Inside India’s Kitchen: Aloo Methi (Sindhi Dish)

September 10, 2013 9:59 am Last Updated: September 10, 2013 9:59 am
India’s diverse cultures create a great diversity of cuisine. In small towns and villages, the households not only retain centuries old flavors but also the traditional cooking ware. 
Numerous traditional communities hold secrets to many healthy and scientific ways of cooking; while India’s traditional cooking ware highlight age-old sense of scientific designing, perfect for varied cooking styles. The methods of Indian cooking diversify with even minor changes in culture, climate, geography or staple crops. ”Community cooking” still exists in many parts of India; however, in urban areas it has shrunken to temples and community celebrations. 
Every week an Epoch Times’ reporter in India visits a home-kitchen to enchant you with original, rich flavors from the country.
This week’s flavor comes from the lunch table of Mamta Hemdev, 52,  a traditional Sindhi homemaker from Bangalore. Sindhis were originally the inhabitants of Sindh (now in Pakistan). Many of them migrated to India after the partition of Indian sub-continent into India and Pakistan. Sindhi Cuisine basically consists of thin wheat breads (phulka or roti) with two dishes. Sindhi kitchen has wealth of dishes cooked with rich spices. Here we bring you one:
Methi Aloo (Potato Fenugreek)


1 bunch of Methi (Fenugreek) leaves

1/4th bunch Coriander leaves

4 medium size Potatoes

4 medium size Tomatoes

Curry leaves (if available)

Cumin seeds

1 teaspoon of Red Chili powder

1/4th teaspoon of Turmeric powder

1 tablespoon of Coriander powder

Salt to taste


Wash the mix of Methi and Coriander leaves well, once washed fine cut the mix.

Cut potatoes in D-shape.

Grind the Tomatoes into a thick paste.

Heat 2 tablespoons of oil in a pressure cooker.

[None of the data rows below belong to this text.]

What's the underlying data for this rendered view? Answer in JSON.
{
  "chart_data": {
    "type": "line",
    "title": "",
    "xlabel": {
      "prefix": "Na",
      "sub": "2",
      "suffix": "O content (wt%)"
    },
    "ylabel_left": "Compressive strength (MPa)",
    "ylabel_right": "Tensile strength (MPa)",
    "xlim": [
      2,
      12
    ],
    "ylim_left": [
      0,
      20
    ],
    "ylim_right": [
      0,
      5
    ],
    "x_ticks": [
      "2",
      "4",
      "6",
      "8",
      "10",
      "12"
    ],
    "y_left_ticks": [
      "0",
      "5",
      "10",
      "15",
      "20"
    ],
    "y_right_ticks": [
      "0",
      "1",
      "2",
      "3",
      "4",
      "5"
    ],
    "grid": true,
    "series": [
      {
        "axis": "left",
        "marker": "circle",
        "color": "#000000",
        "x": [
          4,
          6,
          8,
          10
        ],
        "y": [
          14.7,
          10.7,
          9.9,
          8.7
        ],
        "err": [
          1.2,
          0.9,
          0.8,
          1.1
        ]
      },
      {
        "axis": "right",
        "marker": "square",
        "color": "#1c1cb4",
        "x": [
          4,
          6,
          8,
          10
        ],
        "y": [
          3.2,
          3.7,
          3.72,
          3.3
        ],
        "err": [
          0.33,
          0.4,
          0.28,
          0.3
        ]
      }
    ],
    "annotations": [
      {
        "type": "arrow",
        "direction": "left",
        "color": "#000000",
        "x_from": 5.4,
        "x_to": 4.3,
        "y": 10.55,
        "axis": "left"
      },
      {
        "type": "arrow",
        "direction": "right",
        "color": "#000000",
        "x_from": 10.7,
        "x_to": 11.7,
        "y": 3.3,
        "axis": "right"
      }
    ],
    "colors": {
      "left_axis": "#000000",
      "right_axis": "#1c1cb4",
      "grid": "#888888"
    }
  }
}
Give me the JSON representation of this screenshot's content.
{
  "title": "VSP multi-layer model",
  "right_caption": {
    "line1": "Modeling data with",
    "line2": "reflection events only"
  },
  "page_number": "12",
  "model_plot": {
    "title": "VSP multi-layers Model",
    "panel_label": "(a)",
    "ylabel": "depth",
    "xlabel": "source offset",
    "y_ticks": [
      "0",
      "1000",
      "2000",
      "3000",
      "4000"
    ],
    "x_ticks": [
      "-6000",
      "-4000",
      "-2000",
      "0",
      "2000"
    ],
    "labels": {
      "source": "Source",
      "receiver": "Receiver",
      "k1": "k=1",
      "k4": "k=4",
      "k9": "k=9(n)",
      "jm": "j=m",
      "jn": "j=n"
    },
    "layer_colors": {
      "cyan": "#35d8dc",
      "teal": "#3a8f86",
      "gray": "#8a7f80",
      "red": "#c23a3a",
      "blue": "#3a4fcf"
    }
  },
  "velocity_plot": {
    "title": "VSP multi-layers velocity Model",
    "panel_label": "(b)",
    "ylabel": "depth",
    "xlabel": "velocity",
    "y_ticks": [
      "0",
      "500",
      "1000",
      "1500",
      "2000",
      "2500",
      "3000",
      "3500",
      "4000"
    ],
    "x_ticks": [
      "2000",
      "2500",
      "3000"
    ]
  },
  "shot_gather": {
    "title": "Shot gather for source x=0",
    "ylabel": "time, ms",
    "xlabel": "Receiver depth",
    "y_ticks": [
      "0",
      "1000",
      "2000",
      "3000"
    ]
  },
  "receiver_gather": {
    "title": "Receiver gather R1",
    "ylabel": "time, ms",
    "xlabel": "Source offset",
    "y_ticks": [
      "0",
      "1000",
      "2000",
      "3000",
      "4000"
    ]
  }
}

Add Cumin seeds and Curry leaves (if available) in the pressure cooker.

Add sliced Potatoes and mix it on flame for a while.

Then add Chili powder and Turmeric powder and mix it well.

Put the Methi and Coriander leaves and continue stirring.

Add the Tomato paste, Coriander powder and Salt to taste and mix.

Cook till the oil separates out.

Finally add ½ cup of water. Let it cook on pressure cook till 2 whistles are done.

 The dish can be served with rice and chapatti.